The sensorial materials are not just for developing the senses.  The sensorial activities are the first step for work in the math, language and cultural areas.  At some point, a child will realize that the red rods in the sensorial area are just like the numerical rods, the first work in the math area.  Math work begins with direct matching of the red rods and the numerical rods.  The rough and smooth boards are beginning practice for the sandpaper numerals where a child familiarizes themselves with the shape of numbers.  Because of the ability to visually discriminate, a child can see the difference between a unit bead, ten bar, hundred square and thousand cube as well as being able to feel the difference in weight.  Language is worked on with sensorial materials as well.  Colors are learned as well as shape names.  Descriptive language such as “big” and “small”, “thick” and “thin” is concretely defined with knobless cylinders.  When ready, a child learns superlatives such as “thick, thicker, thickest”.  Working with the rough and smooth boards also prepares the child for working with the sand paper letters, as well as the land and water globe.
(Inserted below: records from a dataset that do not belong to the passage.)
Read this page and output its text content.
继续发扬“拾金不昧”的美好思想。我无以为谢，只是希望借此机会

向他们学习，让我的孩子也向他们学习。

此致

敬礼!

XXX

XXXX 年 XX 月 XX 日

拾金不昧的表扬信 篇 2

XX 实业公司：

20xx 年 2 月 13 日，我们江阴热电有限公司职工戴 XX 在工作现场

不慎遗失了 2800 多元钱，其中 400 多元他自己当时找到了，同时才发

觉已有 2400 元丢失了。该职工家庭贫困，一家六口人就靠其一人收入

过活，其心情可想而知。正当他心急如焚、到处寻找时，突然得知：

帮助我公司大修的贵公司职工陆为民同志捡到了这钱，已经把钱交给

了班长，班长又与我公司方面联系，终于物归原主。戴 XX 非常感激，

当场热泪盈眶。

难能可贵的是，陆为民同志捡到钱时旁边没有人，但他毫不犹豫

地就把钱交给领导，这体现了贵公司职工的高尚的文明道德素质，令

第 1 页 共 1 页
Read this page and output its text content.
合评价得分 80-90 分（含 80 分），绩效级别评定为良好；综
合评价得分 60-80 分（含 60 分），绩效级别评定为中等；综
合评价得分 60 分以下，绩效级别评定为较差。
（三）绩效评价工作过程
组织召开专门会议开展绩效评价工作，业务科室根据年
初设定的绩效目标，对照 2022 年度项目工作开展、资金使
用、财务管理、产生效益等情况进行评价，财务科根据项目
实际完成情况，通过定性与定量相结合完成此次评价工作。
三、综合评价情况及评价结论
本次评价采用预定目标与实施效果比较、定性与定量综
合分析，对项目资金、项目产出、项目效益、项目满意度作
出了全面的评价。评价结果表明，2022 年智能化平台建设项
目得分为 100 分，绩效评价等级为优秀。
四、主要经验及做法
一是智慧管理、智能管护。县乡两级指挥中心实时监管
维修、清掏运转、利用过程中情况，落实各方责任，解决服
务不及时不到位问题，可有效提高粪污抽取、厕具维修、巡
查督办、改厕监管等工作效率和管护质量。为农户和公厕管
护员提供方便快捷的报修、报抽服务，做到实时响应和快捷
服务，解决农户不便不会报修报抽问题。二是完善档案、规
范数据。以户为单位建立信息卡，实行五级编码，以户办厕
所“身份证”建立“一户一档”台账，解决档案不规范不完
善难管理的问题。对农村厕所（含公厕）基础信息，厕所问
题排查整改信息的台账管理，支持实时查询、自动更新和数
As the children mature, their interactions with the materials becomes more sophisticated.  It is not unusual to see the oldest children still using the pink tower and brown stairs.  Their creations can be truly astounding as they learn new ways to manipulate the blocks.  The sensorial materials promote active learning:  they need to be carried, touched and manipulated.  A child can become oblivious to the rest of the room as they create a beautiful pattern with the color tablets thus training their bodies and minds for the calm needed for academic work later on.  The sensorial materials provide an elegant way to prepare the child’s body and mind to transition from concrete learning to the abstract.